Saturday, June 4, 2011

Development with pre-requisites and source code security.

Admittedly running a risk of combining two different subjects but they are so linked. One is development with pre-requisite, compiled libraries and other, source code security.
I want to write something on some of the problems arising out of having an extra large codebase, large and geographically scattered development teams. Certainly, we are looking at a distributed version control to help us out here. But I want to see what an individual developer needs to do to accomplish the daily bread-and-butter i.e to read and develop programs, build and test. This is particularly about individual source code management, ease of development and source code security.

Simple things first, how does a developer working on a small piece of that monstrous 4 million lines of code actually build and run the application on a measly desktop ? The actual run-time size of the application is much less troublesome as the time to download the code every morning because I have no idea which other developer has modified what other parts of the code and how it impacts my own code. Basically, there could be so many scattered changes coming in daily over the entire spectrum that the entire codebase on my desktop needs a refresh. Things go out of hand when you now consider that each developer will compile, build the entire code for testing any part of the application. The daily build time for each developer is the biggest blow here.

But really, each developer should just download and build code that is being touched by his/her team and now have to worry about all other code and treat it like a black-box. The UI development team almost never touches any code in Application Framework. There is a clear separation of concerns among those development teams. For testing, one needs to entire set of executables.

I have encountered this situation in my prevous stint working as a CAD-PLM application developer, for code written in C++. The method employed there is what I want to share.
We need a really sturdy server with a shared (and read-only) directory, that has a complete and "best-so-far" version of executables. A build machine does a daily build of the entire source code that is checked-in by the EOD and places all executables in this shared directory. We then have all developers map/mount this shared directory to some local directory.
Given this, the developer only downloads code that his/her team deals with and provides the shared directory as a 'include' and 'library' path after the local code. The compilers as well as the runtime environments happily work with the source code on local machine and pre-requisites on the shared path.

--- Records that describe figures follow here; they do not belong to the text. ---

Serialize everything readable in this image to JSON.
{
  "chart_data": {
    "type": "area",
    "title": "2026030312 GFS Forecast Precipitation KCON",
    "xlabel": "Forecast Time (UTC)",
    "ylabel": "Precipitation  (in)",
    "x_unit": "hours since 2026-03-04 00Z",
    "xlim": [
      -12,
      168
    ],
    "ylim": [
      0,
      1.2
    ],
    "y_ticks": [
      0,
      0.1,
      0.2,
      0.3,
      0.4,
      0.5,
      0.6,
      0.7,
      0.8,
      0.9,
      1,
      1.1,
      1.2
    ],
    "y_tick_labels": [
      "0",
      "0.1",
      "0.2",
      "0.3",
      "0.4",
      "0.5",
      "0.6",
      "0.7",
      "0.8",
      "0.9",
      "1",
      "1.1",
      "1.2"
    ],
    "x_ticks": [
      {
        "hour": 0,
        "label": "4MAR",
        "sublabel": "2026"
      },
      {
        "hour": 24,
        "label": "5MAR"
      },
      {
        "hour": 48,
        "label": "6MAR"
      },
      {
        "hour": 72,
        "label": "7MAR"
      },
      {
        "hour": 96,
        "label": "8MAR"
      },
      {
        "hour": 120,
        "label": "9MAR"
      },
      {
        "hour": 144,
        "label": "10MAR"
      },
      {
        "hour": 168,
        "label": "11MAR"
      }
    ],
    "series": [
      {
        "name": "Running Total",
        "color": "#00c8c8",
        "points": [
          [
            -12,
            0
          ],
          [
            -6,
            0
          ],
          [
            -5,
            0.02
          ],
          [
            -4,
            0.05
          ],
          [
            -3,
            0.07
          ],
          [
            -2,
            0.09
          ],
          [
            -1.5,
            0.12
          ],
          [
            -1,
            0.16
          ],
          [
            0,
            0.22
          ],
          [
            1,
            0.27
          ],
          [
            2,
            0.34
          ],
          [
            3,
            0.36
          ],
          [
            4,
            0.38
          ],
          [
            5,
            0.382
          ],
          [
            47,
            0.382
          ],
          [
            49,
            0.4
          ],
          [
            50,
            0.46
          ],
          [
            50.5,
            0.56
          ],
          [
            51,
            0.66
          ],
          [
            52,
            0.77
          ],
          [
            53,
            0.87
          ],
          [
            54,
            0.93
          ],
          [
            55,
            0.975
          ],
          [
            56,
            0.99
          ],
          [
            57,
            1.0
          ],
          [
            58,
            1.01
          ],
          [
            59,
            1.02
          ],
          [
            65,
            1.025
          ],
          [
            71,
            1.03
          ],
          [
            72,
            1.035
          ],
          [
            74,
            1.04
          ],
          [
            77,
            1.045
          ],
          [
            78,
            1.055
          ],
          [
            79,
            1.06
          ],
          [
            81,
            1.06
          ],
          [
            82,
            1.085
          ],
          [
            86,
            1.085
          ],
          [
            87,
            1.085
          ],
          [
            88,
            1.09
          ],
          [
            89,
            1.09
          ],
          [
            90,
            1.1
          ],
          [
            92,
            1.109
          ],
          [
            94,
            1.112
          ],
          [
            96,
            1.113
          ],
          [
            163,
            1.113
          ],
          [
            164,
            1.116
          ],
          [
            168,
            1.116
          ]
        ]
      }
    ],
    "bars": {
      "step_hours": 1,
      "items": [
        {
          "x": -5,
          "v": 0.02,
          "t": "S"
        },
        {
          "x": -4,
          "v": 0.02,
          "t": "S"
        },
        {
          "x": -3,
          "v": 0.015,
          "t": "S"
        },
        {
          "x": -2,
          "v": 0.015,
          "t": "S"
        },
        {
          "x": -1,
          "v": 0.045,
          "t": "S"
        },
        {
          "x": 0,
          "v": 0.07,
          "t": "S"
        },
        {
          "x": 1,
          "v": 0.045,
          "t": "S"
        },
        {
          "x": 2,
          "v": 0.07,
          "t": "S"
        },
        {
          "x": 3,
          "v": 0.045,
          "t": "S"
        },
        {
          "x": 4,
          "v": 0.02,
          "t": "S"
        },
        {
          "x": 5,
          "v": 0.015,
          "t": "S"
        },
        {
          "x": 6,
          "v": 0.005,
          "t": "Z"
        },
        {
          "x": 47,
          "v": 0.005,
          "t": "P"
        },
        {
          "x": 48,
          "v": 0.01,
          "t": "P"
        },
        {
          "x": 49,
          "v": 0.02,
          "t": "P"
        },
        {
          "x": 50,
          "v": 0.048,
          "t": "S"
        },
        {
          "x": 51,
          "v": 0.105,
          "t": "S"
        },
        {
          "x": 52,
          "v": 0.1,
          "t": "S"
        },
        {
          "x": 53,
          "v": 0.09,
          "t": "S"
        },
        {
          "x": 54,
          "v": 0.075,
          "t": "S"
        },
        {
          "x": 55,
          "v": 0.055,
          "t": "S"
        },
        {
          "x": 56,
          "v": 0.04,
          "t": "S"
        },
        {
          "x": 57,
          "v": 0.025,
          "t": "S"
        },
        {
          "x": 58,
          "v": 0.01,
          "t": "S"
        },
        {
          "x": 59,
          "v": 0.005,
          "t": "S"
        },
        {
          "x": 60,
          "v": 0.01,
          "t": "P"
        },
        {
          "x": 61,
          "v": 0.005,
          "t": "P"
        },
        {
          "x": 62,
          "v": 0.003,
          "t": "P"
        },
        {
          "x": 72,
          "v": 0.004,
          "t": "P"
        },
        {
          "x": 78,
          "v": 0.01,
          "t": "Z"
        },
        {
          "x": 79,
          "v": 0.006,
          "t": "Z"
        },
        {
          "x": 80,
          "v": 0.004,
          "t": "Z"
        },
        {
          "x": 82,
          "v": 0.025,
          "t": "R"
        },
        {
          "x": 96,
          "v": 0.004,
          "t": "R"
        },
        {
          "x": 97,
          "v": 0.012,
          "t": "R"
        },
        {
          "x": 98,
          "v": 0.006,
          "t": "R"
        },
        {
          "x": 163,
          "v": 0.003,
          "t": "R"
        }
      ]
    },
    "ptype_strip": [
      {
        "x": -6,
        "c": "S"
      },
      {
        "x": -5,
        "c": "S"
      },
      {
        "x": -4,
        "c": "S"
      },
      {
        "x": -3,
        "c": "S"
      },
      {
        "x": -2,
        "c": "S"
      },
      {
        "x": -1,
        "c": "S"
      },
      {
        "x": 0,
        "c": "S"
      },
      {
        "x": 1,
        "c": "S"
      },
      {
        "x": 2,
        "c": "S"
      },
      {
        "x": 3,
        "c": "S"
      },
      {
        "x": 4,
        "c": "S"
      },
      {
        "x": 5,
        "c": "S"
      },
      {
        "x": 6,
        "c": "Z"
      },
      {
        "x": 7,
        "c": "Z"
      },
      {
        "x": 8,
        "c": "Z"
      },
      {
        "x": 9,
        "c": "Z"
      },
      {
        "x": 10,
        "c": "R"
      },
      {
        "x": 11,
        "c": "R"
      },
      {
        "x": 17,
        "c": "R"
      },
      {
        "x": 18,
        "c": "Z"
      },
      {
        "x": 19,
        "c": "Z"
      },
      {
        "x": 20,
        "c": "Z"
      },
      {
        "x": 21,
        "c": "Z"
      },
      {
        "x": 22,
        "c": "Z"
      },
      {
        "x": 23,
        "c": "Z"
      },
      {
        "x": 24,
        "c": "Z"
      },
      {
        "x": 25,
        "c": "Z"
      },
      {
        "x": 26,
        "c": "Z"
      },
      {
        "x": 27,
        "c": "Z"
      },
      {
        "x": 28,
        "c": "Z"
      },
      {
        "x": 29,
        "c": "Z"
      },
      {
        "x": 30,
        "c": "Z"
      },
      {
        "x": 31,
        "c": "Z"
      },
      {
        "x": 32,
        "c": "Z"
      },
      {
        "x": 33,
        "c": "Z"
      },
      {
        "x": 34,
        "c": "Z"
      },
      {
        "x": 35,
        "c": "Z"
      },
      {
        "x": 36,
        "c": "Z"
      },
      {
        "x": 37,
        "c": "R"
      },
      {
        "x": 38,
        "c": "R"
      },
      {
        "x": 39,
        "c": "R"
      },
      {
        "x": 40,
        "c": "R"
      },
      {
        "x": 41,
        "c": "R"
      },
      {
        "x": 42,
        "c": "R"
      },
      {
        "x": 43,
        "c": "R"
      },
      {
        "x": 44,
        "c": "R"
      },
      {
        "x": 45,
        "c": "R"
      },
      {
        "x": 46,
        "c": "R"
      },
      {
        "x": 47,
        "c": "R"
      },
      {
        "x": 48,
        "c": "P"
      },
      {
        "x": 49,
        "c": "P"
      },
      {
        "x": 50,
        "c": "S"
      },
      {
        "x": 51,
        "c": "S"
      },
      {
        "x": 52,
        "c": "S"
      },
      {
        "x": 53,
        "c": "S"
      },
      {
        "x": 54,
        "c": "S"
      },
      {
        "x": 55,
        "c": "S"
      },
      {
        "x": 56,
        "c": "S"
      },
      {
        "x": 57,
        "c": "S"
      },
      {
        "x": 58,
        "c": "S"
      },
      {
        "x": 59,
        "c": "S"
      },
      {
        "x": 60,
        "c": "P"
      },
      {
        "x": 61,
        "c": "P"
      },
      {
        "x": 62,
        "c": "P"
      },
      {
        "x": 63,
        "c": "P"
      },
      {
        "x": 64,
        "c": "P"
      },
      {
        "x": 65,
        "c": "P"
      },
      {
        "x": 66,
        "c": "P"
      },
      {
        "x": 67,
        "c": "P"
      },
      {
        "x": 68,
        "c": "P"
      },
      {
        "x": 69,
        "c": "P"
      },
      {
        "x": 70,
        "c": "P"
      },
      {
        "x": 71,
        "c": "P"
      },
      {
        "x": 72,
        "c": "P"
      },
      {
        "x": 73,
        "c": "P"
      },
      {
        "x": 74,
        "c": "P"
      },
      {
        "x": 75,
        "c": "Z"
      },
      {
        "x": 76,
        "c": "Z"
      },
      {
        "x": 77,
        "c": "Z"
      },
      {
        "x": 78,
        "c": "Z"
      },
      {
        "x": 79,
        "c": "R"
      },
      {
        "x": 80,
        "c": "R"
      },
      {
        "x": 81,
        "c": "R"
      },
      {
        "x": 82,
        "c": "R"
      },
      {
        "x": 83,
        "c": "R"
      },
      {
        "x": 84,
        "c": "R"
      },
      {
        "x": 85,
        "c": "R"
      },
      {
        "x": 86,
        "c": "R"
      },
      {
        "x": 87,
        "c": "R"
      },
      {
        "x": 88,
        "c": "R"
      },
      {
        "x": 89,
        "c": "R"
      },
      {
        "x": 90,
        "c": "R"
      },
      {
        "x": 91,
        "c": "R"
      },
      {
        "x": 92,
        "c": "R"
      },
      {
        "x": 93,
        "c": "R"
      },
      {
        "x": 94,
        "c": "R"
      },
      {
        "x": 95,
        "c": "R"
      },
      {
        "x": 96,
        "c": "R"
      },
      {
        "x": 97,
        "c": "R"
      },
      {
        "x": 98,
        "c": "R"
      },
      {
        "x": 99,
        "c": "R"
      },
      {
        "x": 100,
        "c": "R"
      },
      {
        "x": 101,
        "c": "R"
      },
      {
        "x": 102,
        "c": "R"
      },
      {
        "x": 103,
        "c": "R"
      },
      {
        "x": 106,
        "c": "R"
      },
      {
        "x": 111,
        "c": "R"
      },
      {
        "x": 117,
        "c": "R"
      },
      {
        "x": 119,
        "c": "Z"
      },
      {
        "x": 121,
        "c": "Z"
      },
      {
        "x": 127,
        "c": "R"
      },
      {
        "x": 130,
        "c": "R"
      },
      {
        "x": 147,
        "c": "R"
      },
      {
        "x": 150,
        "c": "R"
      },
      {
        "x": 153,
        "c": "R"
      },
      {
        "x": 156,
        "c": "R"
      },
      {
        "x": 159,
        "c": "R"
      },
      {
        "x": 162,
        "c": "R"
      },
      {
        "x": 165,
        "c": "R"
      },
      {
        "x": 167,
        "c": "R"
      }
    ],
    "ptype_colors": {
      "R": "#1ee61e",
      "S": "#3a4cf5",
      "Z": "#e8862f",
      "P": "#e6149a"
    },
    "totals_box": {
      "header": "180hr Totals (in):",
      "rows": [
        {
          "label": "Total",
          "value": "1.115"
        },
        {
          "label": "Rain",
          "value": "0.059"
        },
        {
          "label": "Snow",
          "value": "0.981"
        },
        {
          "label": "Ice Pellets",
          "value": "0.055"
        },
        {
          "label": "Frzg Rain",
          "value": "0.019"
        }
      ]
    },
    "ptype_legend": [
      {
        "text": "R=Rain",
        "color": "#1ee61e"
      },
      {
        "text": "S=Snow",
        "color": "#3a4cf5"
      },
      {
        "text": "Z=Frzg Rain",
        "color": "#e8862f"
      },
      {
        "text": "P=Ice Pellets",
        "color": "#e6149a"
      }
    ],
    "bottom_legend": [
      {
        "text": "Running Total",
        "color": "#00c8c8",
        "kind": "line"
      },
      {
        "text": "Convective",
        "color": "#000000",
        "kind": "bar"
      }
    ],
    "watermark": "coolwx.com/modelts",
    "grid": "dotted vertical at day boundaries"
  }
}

An intentional side-effect of this is that not all developers can see all source code, although they have all the executables to play with. The source is neatly divided into sub-directories containing code that belongs to a logical functionality. The version control system can explicitly disallow all but some users from checking-out certain such directories.
Why is hiding source sometimes desirable ,in today's computing world ? I can easily imagine a piece of source code that is truly break-through, with patented algorithms, technologies and what not. Then it follows that the organization does not want just "any" developer to get his hands on the source code - for securing it against tampering as well as source-code theft. What else but source code, is the most important asset of a software development company ? We have had several cases so far, where a sacked, disgruntled employee went out to sell his company's intellectual property for cool bucks. See reports here and here. After such incidents, those companies must have gone overboard, in searching employee baggage on each transit, for any smuggled electronic media.

All this might seem banal but if things do not get arranged in this manner to begin with, it is difficult to pull it back clean.

In the next few entries, I will explore a software licensing mechanism to control software usage, that will also hinge on some source code security. It all depends on some parts of the source code not bing readable by anyone. Secured source code is such a good thing.